I happened to eat at Enrico’s in San Francisco’s North Beach this week with some friends. Enrico’s has a fine history, from back in the beatnik era when folks didn’t care as much for money as they did for sex. People traveled, often to learn things. Banks paid decent interest on deposit and made loans for slightly more money instead of paying zilch for money then making a gambling game out of people’s mortgages to get rich fast or die. We didn’t vomit when folks mentioned regulation, it was part of what the government did to protect the people who owned it. The government I mean. Of, by and for. The people.

Anyway, back to Enricos. Decent food, decenter pizza. Then you come to the wine list. Pathetic. Least costly red out of a paltry list of maybe 8 reds set you back a whopping $38. This for crap wine. One interesting choice, but they were out of that one. Waiter says, “if you want a light wine I can recommend…”

Who wants a “light” anything? For $40 bucks I better get flavor that spills out my ears and bothers the other diners. Especially when that wine is on sale for 7 bucks at the liquor store.

My Italian neighbors make their own wine. They won’t drink the commercial stuff. It’s not even about cost. You can still get a bottle of decent plonk at the super for 1 Euro.

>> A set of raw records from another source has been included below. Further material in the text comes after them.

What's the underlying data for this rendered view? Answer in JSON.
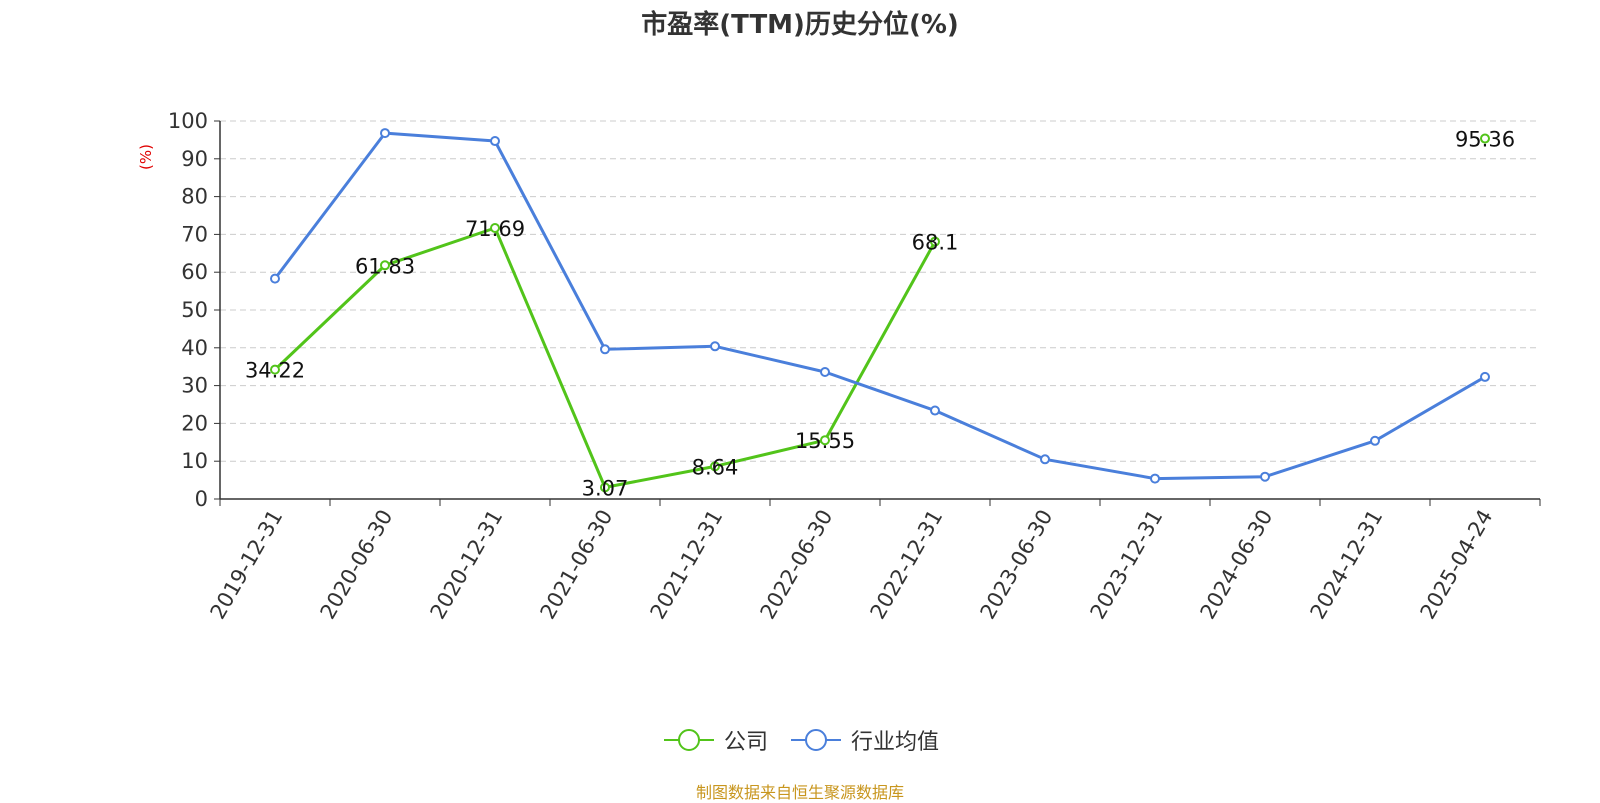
{
  "chart_data": {
    "type": "line",
    "title": "市盈率(TTM)历史分位(%)",
    "ylabel": "(%)",
    "categories": [
      "2019-12-31",
      "2020-06-30",
      "2020-12-31",
      "2021-06-30",
      "2021-12-31",
      "2022-06-30",
      "2022-12-31",
      "2023-06-30",
      "2023-12-31",
      "2024-06-30",
      "2024-12-31",
      "2025-04-24"
    ],
    "ylim": [
      0,
      100
    ],
    "yticks": [
      0,
      10,
      20,
      30,
      40,
      50,
      60,
      70,
      80,
      90,
      100
    ],
    "grid": true,
    "legend_position": "bottom",
    "series": [
      {
        "name": "公司",
        "color": "#52c41a",
        "show_labels": true,
        "values": [
          34.22,
          61.83,
          71.69,
          3.07,
          8.64,
          15.55,
          68.1,
          null,
          null,
          null,
          null,
          95.36
        ]
      },
      {
        "name": "行业均值",
        "color": "#4a7fdb",
        "show_labels": false,
        "values": [
          58.3,
          96.8,
          94.7,
          39.6,
          40.4,
          33.6,
          23.4,
          10.5,
          5.4,
          5.9,
          15.4,
          32.3
        ]
      }
    ]
  },
  "source": "制图数据来自恒生聚源数据库"
}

They complain about headaches when they drink bottled stuff. They prefer their homemade wine. It’s not like it’s a compromise, like you need millions of dollars in temperature controlled stainless steel tanks to make wine. Wine makes itself. You crush. You wait. It ferments. That’s why it’s been around for thousands of years.

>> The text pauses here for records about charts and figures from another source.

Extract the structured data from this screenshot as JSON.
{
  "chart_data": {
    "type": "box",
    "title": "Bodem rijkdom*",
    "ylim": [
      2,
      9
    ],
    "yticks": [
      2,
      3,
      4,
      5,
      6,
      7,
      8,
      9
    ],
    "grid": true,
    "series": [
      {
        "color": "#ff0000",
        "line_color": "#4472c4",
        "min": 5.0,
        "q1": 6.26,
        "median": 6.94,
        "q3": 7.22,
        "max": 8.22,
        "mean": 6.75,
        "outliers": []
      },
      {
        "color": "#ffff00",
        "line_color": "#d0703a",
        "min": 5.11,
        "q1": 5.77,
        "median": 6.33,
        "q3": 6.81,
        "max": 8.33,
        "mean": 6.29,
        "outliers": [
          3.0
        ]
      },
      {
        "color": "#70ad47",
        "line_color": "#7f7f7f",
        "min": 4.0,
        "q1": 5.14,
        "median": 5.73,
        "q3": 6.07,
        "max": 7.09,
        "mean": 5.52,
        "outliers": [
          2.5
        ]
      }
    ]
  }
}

Anyway, to get to the title’s promise: if you are a couple contemplating a trip to Italy and you look at the miserable but better-than-it-was-a-while-ago exchange rate and say “gosh, hotels are expensive” then I will say to those of you who like to share a bottle of wine with dinner, “Go! You’ll make it all up on the wine prices!”

I’m always amazed at restaurant owners who always know were to get (or how to make) excellent wines. Ristorante da Remo in cute Monzone every year manages to come up with a 2 Euro per half liter red that is mighty yummy.

So really, come to Italy, rent a self-catering apartment or house or, for the less adventurous, a hotel and start saving money on your wine habit.

Unless you like overoaked Merlot. There’s a reason vanilla ends up in cookies and sweet rolls. It doesn’t belong in wine, which you’ll grasp once you try things the Italian way. You taste the grapes. Not a bad thing, really.